Ob Geld abheben etwas kosten darf, wird gerade heftig diskutiert

© APA/HELMUT FOHRINGER

Bankensektor
04/26/2016

Bankomatgebühren: Kein Tabu mehr für Raiffeisen

Für erbrachte Leistungen sollte jeder in der Lage sein, Gebühren zu verlangen.

Die Erste Bank und die Sparkassen in Österreich denken an die Einführung von Bankomatgebühren. Das haben sie vorige Woche offiziell bestätigt. Bei Raiffeisen in Oberösterreich ist das ebenfalls kein Tabu mehr.

Zwar denke die Raiffeisenlandesbank Oberösterreich "derzeit" nicht an Bankomatgebühren für Kunden. Sollte aber jemand - flächendeckend - damit beginnen, dann wäre die Situation neu zu bewerten, sagte RLB-Chef Heinrich Schaller.

Keine Vorreiterrolle bei Gebühren

Vorreiter wäre Raiffeisen Oberösterreich damit nicht, denn in Tirol wird bei Raiffeisen schon seit Jahren ein Entgelt für Abhebungen bei fremden Bankomaten eingehoben. Die jetzt frisch angestellten Überlegungen für Gebühren fürs Bargeldabheben begründeten die Sparkassenmanager zuletzt mit dem Margen- und Ertragsdruck infolge der Nullzinspolitik der Europäischen Zentralbank. Auch die Notenbank hat die Banker zur Kostenwahrheit aufgerufen.

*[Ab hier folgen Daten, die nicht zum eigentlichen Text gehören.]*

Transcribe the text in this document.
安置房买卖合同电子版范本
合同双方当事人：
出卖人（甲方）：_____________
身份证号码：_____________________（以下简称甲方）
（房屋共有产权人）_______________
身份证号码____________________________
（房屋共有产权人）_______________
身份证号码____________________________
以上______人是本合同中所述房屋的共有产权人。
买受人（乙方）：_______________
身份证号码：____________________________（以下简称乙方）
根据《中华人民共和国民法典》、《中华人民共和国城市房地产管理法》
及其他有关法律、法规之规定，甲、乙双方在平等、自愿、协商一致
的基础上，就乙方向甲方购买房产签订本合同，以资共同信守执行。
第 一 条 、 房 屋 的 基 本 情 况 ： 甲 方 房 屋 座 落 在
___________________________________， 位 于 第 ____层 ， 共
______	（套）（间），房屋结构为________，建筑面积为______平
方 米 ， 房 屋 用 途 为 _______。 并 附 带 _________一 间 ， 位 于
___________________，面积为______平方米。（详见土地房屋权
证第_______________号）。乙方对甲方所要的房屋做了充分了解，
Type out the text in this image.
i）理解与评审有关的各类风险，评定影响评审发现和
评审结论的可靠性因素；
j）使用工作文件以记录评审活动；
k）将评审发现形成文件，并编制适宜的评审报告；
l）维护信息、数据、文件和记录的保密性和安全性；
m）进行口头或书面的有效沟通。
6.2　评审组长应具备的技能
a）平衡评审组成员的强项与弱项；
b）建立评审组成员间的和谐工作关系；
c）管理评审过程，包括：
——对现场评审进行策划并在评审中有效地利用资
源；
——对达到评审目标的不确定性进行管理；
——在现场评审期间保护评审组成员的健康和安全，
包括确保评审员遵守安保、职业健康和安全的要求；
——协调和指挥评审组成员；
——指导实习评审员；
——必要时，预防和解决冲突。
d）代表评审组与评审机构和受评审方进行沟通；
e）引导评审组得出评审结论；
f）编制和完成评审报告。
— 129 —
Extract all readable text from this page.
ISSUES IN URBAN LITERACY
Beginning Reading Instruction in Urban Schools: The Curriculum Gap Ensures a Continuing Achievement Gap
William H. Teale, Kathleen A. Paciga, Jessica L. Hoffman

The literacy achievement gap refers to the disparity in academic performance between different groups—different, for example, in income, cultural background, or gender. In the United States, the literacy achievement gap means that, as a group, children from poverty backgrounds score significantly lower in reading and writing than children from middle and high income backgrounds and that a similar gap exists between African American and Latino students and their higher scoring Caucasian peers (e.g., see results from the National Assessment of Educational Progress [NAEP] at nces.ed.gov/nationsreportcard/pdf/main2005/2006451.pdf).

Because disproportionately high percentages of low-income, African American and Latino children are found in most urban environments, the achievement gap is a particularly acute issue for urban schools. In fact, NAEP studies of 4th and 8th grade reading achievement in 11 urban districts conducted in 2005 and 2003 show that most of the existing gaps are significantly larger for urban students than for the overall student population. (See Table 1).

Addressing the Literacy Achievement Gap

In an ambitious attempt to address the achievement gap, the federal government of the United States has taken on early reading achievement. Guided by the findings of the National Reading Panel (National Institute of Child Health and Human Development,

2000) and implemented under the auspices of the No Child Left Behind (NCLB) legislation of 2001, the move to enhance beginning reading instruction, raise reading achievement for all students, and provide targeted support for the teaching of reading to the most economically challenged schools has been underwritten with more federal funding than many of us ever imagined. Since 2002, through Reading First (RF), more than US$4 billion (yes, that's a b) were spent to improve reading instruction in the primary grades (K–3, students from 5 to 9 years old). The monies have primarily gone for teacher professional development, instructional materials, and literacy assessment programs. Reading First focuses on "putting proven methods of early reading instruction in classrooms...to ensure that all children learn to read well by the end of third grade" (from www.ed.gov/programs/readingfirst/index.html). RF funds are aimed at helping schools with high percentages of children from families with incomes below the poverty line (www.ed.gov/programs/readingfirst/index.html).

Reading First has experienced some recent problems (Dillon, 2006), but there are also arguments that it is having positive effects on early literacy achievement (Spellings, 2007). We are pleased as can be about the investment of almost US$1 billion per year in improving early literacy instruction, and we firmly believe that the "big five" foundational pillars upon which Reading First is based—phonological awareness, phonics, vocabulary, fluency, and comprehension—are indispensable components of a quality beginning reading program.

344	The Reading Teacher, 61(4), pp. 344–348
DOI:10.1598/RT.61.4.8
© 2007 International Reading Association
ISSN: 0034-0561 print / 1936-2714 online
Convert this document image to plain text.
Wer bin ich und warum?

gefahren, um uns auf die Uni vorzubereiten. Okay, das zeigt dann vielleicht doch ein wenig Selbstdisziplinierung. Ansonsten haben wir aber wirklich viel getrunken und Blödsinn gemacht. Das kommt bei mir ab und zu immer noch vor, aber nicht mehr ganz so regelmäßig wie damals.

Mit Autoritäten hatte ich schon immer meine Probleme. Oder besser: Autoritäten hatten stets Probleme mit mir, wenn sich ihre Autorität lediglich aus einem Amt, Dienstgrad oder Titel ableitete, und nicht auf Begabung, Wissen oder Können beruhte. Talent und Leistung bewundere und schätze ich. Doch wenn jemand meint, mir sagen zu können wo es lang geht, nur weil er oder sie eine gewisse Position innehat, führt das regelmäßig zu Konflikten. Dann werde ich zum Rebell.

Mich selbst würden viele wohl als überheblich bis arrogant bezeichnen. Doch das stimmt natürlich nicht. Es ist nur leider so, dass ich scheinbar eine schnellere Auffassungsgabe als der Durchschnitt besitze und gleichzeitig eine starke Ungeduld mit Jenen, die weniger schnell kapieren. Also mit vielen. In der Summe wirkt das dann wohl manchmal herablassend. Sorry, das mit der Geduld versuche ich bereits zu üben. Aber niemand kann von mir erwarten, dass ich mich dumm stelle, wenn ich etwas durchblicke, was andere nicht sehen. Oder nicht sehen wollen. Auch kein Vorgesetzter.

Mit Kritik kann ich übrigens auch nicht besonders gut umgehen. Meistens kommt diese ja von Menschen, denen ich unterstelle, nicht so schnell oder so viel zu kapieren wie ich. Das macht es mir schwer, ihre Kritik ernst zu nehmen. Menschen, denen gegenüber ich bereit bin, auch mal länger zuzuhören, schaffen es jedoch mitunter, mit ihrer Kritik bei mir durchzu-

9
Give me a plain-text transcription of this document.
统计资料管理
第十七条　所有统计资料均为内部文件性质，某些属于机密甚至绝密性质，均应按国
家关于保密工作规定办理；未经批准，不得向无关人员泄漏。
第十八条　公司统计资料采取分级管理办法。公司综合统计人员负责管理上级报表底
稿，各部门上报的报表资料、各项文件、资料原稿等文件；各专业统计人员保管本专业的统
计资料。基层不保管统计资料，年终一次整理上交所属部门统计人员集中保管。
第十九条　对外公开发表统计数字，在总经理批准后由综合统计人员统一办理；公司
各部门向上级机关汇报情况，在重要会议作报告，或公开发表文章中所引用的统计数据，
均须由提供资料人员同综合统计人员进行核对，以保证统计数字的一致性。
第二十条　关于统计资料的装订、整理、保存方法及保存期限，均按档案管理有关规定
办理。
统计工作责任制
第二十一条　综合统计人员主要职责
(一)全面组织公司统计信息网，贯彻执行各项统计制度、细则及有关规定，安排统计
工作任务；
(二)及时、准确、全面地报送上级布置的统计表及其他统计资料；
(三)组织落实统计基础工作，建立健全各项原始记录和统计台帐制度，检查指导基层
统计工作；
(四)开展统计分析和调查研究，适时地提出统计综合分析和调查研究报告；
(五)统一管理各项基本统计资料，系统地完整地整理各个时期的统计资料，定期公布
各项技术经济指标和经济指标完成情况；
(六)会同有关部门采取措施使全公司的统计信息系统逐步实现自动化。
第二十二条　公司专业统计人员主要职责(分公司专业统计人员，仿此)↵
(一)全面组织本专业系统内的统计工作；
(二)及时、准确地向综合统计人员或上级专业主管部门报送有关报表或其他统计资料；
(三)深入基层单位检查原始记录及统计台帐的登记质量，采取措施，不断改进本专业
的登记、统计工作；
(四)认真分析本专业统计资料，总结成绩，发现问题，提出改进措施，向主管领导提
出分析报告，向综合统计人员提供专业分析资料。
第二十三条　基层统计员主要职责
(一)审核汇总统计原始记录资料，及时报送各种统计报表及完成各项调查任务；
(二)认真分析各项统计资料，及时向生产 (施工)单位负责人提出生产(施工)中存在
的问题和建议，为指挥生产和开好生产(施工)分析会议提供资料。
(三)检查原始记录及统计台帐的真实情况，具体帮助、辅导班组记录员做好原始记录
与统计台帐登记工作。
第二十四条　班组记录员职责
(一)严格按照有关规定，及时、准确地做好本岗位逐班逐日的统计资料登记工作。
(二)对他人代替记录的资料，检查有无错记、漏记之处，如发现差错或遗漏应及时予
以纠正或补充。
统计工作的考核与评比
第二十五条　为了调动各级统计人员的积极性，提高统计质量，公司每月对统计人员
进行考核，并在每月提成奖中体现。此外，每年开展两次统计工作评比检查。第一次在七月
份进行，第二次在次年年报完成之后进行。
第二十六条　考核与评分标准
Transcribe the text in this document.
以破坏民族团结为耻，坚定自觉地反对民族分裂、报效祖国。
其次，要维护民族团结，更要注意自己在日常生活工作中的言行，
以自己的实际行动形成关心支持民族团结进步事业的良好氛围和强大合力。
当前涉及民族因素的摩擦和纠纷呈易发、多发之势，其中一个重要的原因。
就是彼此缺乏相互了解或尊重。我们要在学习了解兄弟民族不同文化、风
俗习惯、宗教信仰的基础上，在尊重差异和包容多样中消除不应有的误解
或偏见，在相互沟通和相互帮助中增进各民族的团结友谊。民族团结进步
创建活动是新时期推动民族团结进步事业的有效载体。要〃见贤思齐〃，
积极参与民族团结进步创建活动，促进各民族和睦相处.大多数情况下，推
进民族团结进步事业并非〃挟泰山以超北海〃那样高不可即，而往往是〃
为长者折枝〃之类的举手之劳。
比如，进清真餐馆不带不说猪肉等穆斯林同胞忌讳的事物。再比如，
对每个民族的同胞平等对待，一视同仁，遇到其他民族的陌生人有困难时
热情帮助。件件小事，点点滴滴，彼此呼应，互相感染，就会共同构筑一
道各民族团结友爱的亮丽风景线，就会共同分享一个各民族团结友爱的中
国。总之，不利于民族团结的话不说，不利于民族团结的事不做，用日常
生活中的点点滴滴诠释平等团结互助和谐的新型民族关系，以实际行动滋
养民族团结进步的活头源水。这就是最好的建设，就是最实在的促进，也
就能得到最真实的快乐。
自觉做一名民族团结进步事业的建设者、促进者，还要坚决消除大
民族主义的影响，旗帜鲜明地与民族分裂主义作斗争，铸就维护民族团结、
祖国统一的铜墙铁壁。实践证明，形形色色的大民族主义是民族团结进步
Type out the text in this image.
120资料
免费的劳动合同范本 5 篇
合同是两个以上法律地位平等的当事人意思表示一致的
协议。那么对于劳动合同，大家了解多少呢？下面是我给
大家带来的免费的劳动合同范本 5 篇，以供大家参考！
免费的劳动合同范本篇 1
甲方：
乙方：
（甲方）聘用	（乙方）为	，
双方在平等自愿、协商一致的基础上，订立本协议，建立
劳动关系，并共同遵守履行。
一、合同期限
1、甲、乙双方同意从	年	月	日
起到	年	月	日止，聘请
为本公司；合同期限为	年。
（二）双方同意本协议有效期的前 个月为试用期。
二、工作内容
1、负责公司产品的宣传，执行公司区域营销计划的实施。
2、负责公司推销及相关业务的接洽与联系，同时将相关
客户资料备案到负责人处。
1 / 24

In Oberösterreich hat Raiffeisen rund 600 Bankomaten. Der Betrieb von Bankomaten (samt Abschreibungen) kostet viel Geld. Branchenschätzungen von 5.000 bis 8.000 Euro jährlich pro Automat sind für Schaller zu tief gegriffen. Die Banken erbrächten Dienste und Leistungen, und generell sollte jeder in der Lage sein, dafür Gebühren und Provisionen zu verlangen, meint der oberösterreichische Raiffeisen-Banker. Da dürften Banken nicht anders gesehen werden wie jedes andere Unternehmen.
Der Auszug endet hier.